しかし、教育的な意義からしても、また、日常の延長を謳う目的からしても、思った通りにならない自然を教えるのはもってこいの土俵ができました。

 
キリ揉み.jpg


        【雨なので、竹の名札作りはベランダの中で・・・。キリもみして穴をあける】
 
 人格形成には、生理的には「飢餓」と「寒冷」、精神的には「屈辱」と「挫折」を経験した方が良いとされています。寒くなると暖房、暑くなればクーラーを点ける現代の便利な社会では、人格形成はなかなか難しいものがありますが、飛んで火に入る夏の虫、この冬一番の寒さと風雨に耐えて、子どもたちは洋服を重ね、雨靴、雨合羽で頑張りました。

 しかし、これはわが家では当たり前のこと。家畜・家禽(かきん)の世話には、盆や正月、大雨や台風などには関係ありません。どろんこになっても、命ある生きもののためにえさを与えなければならないことを学んだと思います。

竹のマイ箸.jpg


             【竹を割ったあと、小刀でそぐ。自分で使いやすい箸を、自分で作る】

 寒い夜。男の子はシャワーを浴びることもなく、寝袋に入りました。毎回、静かに就寝しないので難儀していましたが、寒いことや「自立心」を高める意味合いもあってあえて、夜中、子どもたちが眠る学習棟に行きませんでしたが、チャンと眠ってくれたようです。

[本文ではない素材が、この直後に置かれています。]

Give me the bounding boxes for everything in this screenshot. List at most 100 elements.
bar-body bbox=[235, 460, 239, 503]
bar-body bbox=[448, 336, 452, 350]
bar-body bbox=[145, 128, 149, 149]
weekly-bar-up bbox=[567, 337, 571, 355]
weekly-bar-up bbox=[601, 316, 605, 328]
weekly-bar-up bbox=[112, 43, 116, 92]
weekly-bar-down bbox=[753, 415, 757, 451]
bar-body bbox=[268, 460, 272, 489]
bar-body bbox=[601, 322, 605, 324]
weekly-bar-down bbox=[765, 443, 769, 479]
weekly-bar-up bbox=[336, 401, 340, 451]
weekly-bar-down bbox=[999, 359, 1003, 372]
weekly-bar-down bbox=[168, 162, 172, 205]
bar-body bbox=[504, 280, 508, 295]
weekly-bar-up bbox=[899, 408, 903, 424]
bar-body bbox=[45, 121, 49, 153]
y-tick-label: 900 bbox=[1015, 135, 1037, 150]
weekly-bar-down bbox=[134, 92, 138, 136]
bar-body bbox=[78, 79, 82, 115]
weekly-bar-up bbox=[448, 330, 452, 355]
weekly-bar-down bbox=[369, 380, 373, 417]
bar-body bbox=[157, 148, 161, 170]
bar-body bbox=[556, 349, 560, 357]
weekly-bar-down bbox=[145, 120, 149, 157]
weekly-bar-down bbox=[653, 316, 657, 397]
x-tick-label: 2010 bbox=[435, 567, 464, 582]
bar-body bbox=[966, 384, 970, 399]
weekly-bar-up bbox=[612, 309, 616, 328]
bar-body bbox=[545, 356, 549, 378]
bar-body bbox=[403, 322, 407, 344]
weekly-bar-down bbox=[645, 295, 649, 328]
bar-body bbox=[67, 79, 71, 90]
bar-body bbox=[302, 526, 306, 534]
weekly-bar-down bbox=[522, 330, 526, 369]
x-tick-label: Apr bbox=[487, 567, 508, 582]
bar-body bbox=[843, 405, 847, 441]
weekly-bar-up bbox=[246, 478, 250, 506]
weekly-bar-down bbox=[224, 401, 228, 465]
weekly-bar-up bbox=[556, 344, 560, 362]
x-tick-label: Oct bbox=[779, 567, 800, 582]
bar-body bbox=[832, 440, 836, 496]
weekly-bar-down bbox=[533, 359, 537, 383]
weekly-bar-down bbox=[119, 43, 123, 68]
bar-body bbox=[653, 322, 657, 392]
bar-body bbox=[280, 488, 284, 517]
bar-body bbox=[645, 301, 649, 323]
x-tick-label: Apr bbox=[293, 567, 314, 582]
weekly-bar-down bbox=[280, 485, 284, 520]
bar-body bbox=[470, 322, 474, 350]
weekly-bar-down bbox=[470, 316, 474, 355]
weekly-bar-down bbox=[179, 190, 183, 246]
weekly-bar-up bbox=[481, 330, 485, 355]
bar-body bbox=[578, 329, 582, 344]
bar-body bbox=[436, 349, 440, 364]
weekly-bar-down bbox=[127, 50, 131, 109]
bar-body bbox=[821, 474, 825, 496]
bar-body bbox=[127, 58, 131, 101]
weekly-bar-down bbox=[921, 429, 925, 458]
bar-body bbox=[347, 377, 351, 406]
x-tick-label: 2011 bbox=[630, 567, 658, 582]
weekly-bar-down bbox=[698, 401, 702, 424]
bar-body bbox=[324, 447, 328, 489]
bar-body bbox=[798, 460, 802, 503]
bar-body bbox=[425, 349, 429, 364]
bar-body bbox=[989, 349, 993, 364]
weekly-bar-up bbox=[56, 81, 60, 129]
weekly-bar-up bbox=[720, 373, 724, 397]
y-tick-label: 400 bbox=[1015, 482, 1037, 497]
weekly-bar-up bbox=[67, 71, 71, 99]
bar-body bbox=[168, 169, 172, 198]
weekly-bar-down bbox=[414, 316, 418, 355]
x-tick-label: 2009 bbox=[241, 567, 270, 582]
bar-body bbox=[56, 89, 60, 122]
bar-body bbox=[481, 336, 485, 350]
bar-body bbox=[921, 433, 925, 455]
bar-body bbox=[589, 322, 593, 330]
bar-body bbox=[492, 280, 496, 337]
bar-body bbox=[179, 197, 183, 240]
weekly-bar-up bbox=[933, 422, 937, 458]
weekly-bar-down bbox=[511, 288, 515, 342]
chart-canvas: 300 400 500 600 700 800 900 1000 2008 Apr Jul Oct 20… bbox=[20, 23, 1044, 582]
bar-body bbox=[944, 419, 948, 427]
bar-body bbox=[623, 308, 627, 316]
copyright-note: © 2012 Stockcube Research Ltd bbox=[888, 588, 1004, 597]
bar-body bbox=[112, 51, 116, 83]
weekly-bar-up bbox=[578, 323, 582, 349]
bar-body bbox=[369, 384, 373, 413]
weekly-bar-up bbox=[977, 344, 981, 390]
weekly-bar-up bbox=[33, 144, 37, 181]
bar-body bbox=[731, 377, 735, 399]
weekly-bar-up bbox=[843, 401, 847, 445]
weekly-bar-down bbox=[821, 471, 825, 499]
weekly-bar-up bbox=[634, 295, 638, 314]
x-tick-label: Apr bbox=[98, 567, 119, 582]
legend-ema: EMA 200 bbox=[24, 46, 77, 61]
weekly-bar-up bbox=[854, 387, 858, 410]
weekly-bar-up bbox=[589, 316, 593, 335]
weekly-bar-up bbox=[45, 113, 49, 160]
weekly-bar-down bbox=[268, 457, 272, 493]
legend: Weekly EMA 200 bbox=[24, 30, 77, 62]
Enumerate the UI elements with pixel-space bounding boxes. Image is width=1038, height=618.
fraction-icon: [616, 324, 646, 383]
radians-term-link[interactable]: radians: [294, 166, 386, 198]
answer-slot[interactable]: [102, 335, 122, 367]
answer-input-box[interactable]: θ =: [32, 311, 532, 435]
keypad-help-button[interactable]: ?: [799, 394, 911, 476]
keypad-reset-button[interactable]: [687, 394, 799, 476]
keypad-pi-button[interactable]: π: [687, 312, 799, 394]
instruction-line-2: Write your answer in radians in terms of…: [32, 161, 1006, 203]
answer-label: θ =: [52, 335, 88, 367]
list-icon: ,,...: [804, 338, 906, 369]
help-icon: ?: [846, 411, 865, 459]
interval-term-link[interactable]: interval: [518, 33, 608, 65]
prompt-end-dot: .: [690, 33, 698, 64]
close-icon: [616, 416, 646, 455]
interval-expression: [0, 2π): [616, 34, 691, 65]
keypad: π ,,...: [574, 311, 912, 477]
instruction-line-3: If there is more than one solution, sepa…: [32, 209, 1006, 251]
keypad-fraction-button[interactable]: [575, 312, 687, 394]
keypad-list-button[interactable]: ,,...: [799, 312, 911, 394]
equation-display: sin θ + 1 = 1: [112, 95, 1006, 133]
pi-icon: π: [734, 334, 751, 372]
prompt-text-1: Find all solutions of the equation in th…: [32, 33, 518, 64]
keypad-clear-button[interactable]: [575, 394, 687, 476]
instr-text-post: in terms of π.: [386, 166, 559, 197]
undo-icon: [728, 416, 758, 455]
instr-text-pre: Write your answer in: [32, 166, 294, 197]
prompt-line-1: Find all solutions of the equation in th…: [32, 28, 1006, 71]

 また、別なハプニングもありました。家庭用の火災報知機が学習棟に付いていますが、これが電池切れのためか、「チッ、チッ」と1分置きぐらいに鳴ったそうです。子どもたちもそのせいで寝つきが悪かったそうですが、それなら・・・とばかり、次の日、火災報知機を直すことに・・。

カーブヤー.jpg


                    【竹ひごとチラシ、糸を使って、正月に遊ぶ凧を作る】
 
 ところが、火災報知機は18畳の学習棟の小屋梁(こやばり)の下にあります。中二階よりも高い位置にある火災報知機。だれがそれを直しにいけるか?
「ハイ!」声が上がりました。恐る恐る中二階から小屋丸太に乗り移り、木の丸太にしがみつきながら移動します。周りから見物する他の子どもたちも固唾(かたず)をのんで見守ります。残念ながら器具は直せませんでしたが、5mの高さの梁の上を歩いた(しがみついて移動した)経験は生涯の思い出となるでしょう。そして、何かの際に、その経験が生きてくると思っています。(小屋の梁に登った子どもはこれまで誰もいません)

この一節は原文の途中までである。